The judgment recites that as to the city and its police chief, the issues having been tried and determined by a jury, Whatley's action against them is dismissed. As to the policeman, the judgment recites that default as to this defendant having been rendered prior to jury submission and consideration having been given to the pleadings and the evidence, the court finds that Whatley has suffered damages in the amount of $125,000.00 and has incurred reasonable and necessary attorney's fees in the amount of $17,500.00. Whatley is then awarded judgment against the policeman in the amount of $142,500.00.
As we understand the city's argument, the "default" by the policeman admitted all the elements of Whatley's complaint (excepting extent of damages) and since the cause of action alleged therein was founded on an intentional tort, there being no alternate count in negligence, the trial court's award in favor of Whatley had to be based solely on willful and malicious acts and not on negligent acts. As indicated above, however, this argument overlooks both the denial of liability for malice made in the policeman's answer and the stipulations of negligence made by the policeman in the pre-trial order. FED.R.CIV.P. 16 not only authorizes a pre-trial conference, but also authorizes the entry of a pre-trial order which must be treated as "superseding the pleadings and establishing the issues to be considered at trial." United States v. Texas, 523 F. Supp. 703, 720 (E.D.Tex. 1981); 6 Wright Miller, Federal Practice Procedure § 1522 (1971). Federal authority makes clear that not only the parties, but the court as well, are bound by the provisions of a pre-trial order. Laird v. Air Carrier Engine Service, Inc., 263 F.2d 948, 953 (5th Cir. 1959). As a result, those factual stipulations between Whatley and the policeman appearing in the pre-trial order, coupled with the stipulation that no factual issues are disputed between them, obliged the trial judge to limit Whatley's recovery to a negligence claim. Indeed, the concessions made at the pre-trial conference by the policeman, in conjunction with those of Whatley, virtually made a trial appearance by the policeman superfluous, the stipulations being effective between the parties to authorize a consent judgment for liability based on negligence. Under such circumstances, we may not presume that the federal trial judge in disregard of this stipulated evidence granted a recovery based instead on a finding of malice as to which there was no stipulated evidence and as to which there was otherwise an absence of a jury finding. Accordingly, we hold that in granting the summary judgment for Whatley in this case, the state court trial judge correctly treated the underlying federal judgment to be one based on a negligent act and not one based on a willful and malicious act.

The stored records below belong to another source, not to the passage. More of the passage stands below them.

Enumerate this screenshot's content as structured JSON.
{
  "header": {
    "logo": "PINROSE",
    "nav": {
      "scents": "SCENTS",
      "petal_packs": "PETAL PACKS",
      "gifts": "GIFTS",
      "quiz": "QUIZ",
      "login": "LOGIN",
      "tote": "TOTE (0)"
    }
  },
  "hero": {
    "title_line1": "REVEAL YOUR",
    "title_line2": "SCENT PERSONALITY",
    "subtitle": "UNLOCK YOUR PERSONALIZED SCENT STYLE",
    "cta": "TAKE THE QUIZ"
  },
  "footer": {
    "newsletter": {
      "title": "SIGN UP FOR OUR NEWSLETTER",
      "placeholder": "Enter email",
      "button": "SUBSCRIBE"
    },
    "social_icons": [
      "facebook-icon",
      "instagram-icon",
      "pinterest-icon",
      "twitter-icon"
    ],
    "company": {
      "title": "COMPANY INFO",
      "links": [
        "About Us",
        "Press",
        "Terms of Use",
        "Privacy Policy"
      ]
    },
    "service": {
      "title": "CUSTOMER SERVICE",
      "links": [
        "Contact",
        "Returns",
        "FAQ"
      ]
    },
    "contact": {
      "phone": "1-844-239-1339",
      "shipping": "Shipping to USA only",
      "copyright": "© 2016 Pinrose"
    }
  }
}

Rule 16 provides in pertinent part: "The court shall make an order which recites the action taken at the conference, the amendments allowed to the pleadings, and the agreements made by the parties as to any of the matters considered and which limits the issues for trial to those not disposed of by admissions or agreements of counsel; and such order when entered controls the subsequent course of the action, unless modified at the trial to prevent manifest injustice." [Emphasis added.]
The city's first and second points of error are overruled and the judgment below is affirmed.